What are the Different Hadoop Components in Hadoop Eco-System
HDFS – Filesystem of Hadoop ( Hadoop Distributed File System)
MapReduce – Processing of Large Datasets
HBase – Database (Hadoop+dataBase)
Apache Oozie – Workflow Scheduler
Apache Mahout – Machine learning and Data mining
Apache Hue – Hadoop user interface, Browser for HDFS, HBase, Query editors for Hive, etc.

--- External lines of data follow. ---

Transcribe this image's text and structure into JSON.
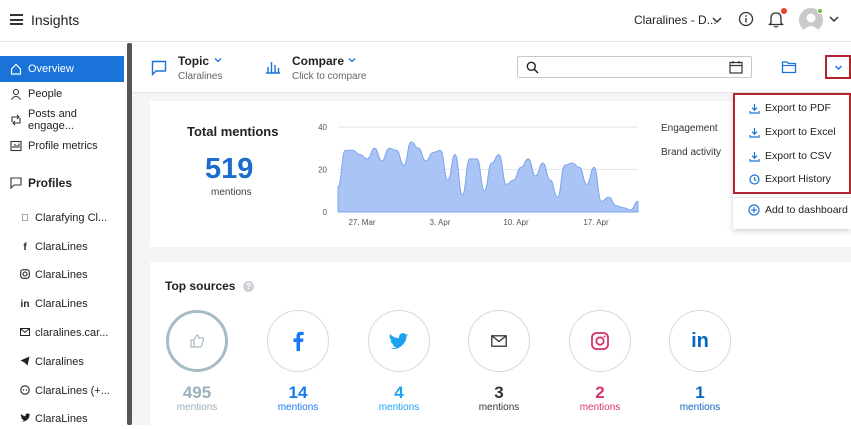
{
  "header": {
    "app_title": "Insights",
    "brand": "Claralines - D..."
  },
  "sidebar": {
    "items": [
      {
        "label": "Overview",
        "icon": "home-icon"
      },
      {
        "label": "People",
        "icon": "person-icon"
      },
      {
        "label": "Posts and engage...",
        "icon": "retweet-icon"
      },
      {
        "label": "Profile metrics",
        "icon": "metrics-icon"
      }
    ],
    "profiles_heading": "Profiles",
    "profiles": [
      {
        "label": "Clarafying Cl...",
        "icon": "apple-icon"
      },
      {
        "label": "ClaraLines",
        "icon": "facebook-icon"
      },
      {
        "label": "ClaraLines",
        "icon": "instagram-icon"
      },
      {
        "label": "ClaraLines",
        "icon": "linkedin-icon"
      },
      {
        "label": "claralines.car...",
        "icon": "email-icon"
      },
      {
        "label": "Claralines",
        "icon": "telegram-icon"
      },
      {
        "label": "ClaraLines (+...",
        "icon": "whatsapp-icon"
      },
      {
        "label": "ClaraLines",
        "icon": "twitter-icon"
      }
    ]
  },
  "toolbar": {
    "topic_label": "Topic",
    "topic_value": "Claralines",
    "compare_label": "Compare",
    "compare_value": "Click to compare",
    "search_placeholder": ""
  },
  "summary": {
    "title": "Total mentions",
    "count": "519",
    "count_label": "mentions"
  },
  "chart_data": {
    "type": "area",
    "x_ticks": [
      "27. Mar",
      "3. Apr",
      "10. Apr",
      "17. Apr"
    ],
    "y_ticks": [
      "40",
      "20",
      "0"
    ],
    "ylim": [
      0,
      40
    ],
    "values": [
      12,
      29,
      29,
      27,
      25,
      30,
      24,
      30,
      29,
      22,
      33,
      30,
      24,
      28,
      29,
      15,
      27,
      8,
      25,
      25,
      10,
      23,
      27,
      13,
      15,
      21,
      25,
      17,
      23,
      15,
      7,
      22,
      23,
      21,
      13,
      21,
      5,
      7,
      3,
      2,
      1,
      5
    ],
    "color": "#a9c4f5",
    "grid": true
  },
  "legend": {
    "engagement": "Engagement",
    "brand_activity": "Brand activity"
  },
  "sources": {
    "title": "Top sources",
    "items": [
      {
        "count": "495",
        "label": "mentions",
        "color": "#9ab0bc",
        "icon": "thumbs-up-icon"
      },
      {
        "count": "14",
        "label": "mentions",
        "color": "#1877f2",
        "icon": "facebook-icon"
      },
      {
        "count": "4",
        "label": "mentions",
        "color": "#1da1f2",
        "icon": "twitter-icon"
      },
      {
        "count": "3",
        "label": "mentions",
        "color": "#333333",
        "icon": "email-icon"
      },
      {
        "count": "2",
        "label": "mentions",
        "color": "#d6336c",
        "icon": "instagram-icon"
      },
      {
        "count": "1",
        "label": "mentions",
        "color": "#0a66c2",
        "icon": "linkedin-icon"
      }
    ]
  },
  "export_menu": {
    "items": [
      {
        "label": "Export to PDF",
        "icon": "download-icon"
      },
      {
        "label": "Export to Excel",
        "icon": "download-icon"
      },
      {
        "label": "Export to CSV",
        "icon": "download-icon"
      },
      {
        "label": "Export History",
        "icon": "clock-icon"
      }
    ],
    "add_to_dashboard": "Add to dashboard"
  },
  "colors": {
    "accent": "#1a73d8",
    "highlight_border": "#b3242f"
  }
}
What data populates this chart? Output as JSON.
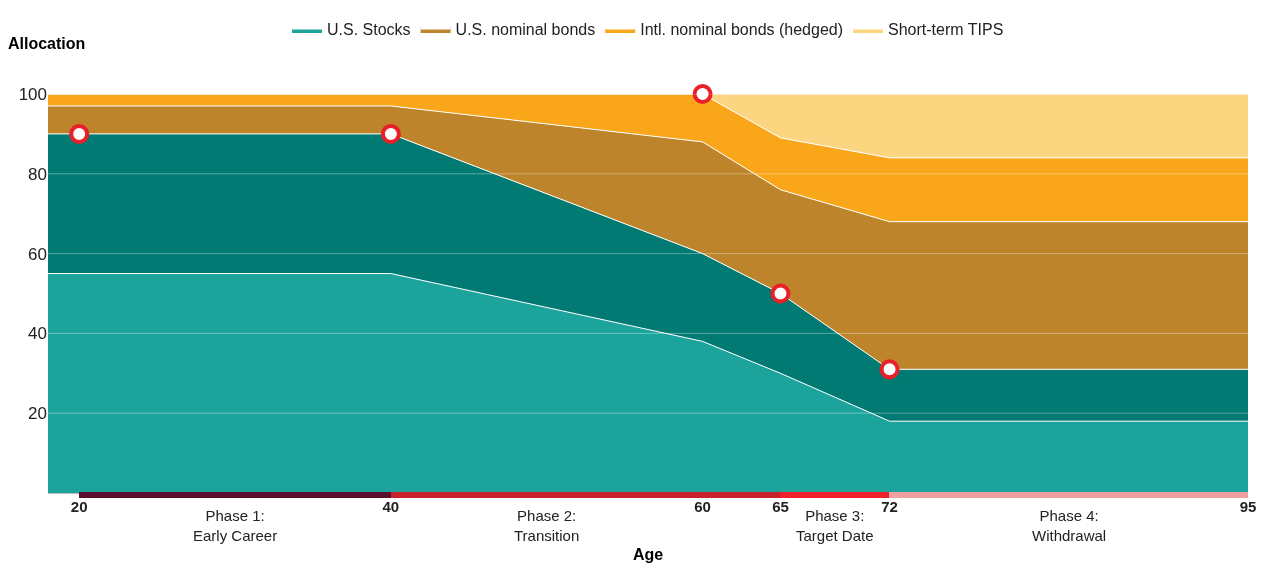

Flume – To integrate other data source
Sqoop – Export / Import data from RDBMS to HDFS and HDFS to RDBMS
What is HDFS?
HDFS (Hadoop Distributed File System) is a filesystem that can store very large data sets by scaling out across a cluster of hosts.
What is Map Reduce?
MapReduce is a programming model and it is implemented for processing and generating large data sets. It specifies a map function that process a (key, value) pair to generate a set of intermediate(Key, Value) pairs.
What is Hive?
A data warehouse infrastructure built on top of Hadoop for providing data summarization, query, and analysis.
What is Pig?
Pig is an analyzing large data sets that consist of a high-level (scripting) language for expressing data analysis programs.
What is Flume?
Flume is on top of Hadoop applications, we need to get data from the source into HDFS.
What is Sqoop?
Apache Sqoop is a tool designed for transferring bulk data between Hadoop and structured data stores it means that Export / Import data from RDBMS to HDFS vice versa.
What is HBase?
HBase ( Hadoop + dataBase) is a column-oriented store database layered on top of HDFS.
What is NoSQL database?
NoSQL means that Not Only SQL using traditional relational Data Base Management System.